With all these life-changing events taking place, neither of us had much time to speculate on what lay in the future: for me — unknown military service that eventually progressed from gold bars to eagles; successful completion of graduate school; a long productive research career in academia that took me from Ann Arbor, Michigan to Storrs, Connecticut and eventually back to become Head of my undergraduate department at the University of Illinois. For Mary Ruth — departmental secretary of the Department of Political Science at the University of Michigan; completion of her undergraduate degree [which had been interrupted mid-way through when we were married and called to active duty]; a long secretarial career at the University of Illinois. And, our family — two daughters, a grandson and six dogs. But these were all in the future. That Christmas of 1953 we were still adjusting to the sudden changes in our lives; our concerns were of the present, making me even more appreciative of the little white book.

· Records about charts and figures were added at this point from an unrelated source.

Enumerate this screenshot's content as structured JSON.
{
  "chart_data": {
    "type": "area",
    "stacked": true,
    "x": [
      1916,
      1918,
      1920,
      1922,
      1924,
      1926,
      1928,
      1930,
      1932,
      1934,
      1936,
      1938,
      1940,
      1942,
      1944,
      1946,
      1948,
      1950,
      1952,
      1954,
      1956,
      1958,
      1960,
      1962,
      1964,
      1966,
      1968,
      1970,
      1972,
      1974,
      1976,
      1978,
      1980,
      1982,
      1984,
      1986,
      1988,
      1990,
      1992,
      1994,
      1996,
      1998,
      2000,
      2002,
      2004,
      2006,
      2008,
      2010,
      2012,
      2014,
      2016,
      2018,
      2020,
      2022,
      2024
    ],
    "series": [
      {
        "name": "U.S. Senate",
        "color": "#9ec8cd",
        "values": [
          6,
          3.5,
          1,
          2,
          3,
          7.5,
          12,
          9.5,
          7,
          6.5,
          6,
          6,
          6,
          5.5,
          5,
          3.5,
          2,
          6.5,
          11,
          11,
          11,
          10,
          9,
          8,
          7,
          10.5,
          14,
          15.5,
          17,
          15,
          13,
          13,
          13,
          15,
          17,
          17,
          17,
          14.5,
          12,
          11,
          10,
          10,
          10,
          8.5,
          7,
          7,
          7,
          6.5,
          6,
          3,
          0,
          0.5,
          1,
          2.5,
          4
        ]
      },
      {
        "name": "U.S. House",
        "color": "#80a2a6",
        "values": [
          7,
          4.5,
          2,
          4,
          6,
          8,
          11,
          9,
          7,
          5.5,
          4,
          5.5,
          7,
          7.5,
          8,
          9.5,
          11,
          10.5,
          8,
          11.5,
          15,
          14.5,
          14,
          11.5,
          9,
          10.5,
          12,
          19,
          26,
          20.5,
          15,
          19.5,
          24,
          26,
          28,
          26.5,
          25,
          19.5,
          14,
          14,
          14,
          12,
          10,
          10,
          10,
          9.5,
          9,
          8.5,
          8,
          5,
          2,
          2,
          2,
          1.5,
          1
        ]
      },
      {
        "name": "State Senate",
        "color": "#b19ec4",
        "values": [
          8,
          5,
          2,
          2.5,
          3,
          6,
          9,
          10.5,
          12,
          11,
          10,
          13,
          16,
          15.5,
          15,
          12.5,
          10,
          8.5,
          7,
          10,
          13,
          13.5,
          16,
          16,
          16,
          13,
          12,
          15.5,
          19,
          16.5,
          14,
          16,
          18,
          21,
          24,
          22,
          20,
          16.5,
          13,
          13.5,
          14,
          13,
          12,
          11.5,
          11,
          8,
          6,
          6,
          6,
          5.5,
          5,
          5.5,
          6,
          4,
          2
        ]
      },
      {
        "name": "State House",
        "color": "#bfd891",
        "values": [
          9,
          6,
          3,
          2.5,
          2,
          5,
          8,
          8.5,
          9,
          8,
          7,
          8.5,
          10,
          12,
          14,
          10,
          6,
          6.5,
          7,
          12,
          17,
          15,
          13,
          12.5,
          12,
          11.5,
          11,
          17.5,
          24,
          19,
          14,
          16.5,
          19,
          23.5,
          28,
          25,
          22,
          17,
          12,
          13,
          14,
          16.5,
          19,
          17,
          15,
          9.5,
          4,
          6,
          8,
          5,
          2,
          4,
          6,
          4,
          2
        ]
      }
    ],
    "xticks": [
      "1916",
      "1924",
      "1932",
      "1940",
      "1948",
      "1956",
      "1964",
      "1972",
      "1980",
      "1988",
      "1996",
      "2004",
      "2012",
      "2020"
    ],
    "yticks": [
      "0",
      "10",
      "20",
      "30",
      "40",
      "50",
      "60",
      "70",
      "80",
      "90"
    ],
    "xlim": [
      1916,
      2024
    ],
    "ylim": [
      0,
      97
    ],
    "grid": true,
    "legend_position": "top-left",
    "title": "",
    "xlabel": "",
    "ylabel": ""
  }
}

All too rapidly, the years passed by. Eventually we retired and I began dispensing of my library. All my journals were shipped to China, my books were given away or those too dated for any use were tossed in the garbage bin. There now remain only a half dozen or so books, all with sentimental value — among them, Victor Cahalane's "The Mammals of North America", a 1947 Christmas present from my parents, years before I chose Mammalogy as my profession; Roger Tory Peterson's "A field Guide to the Birds of Eastern North America", my first field guide to "birding"; and of course the little white Christmas present, the most valued of all. When Mary Ruth and I are gone, most likely neither of our girls will appreciate the sentimental significance of the little white book. I assume it will be tossed, along with the old magazines, videos, and novels, biographies and other books scattered around the house. But, that is all right, the memories it possesses are Mary Ruth's and mine alone; no one else would or could really understand.
So, now you know why each year, as Christmas approaches, I take down the little smudged, white book and thumb through its pages, reading once again, through misty eyes, the inscription on the title page, "To Willie from Dosie", glancing from time to time at the picture of Mary Ruth on my desk, the one I took of her in Fitchburg that long ago first Christmas. When I do, the memories come flowing back — the young 20 year-old bride, the young 22 year-old Second Lieutenant; the apartment at 76 Academy Street; the Bridge at Concord; the Village Green at Lexington; the Old Manse; driving the narrow crooked macadam Massachusetts roads in our blue 1949 Chevrolet; a landscape framed by gray granite stone walls; the profile of "The Old Man of the Mountain"; eating a "Kimball's Special" on Sunday afternoons; the proud feeling of the kaki woolen uniform with its "Ike jacket"; the sensation of wet snow on my face as we looked down upon the lights of Pritchard Street below.
Given our ages, there will not be many more Christmases or many more Christmas presents. But, no matter how many more Christmases are still there for us or how many more presents I receive, none can better the little frayed, smudged, white book of so many Christmases ago, with its simple inscription, "To Willie from Dosie."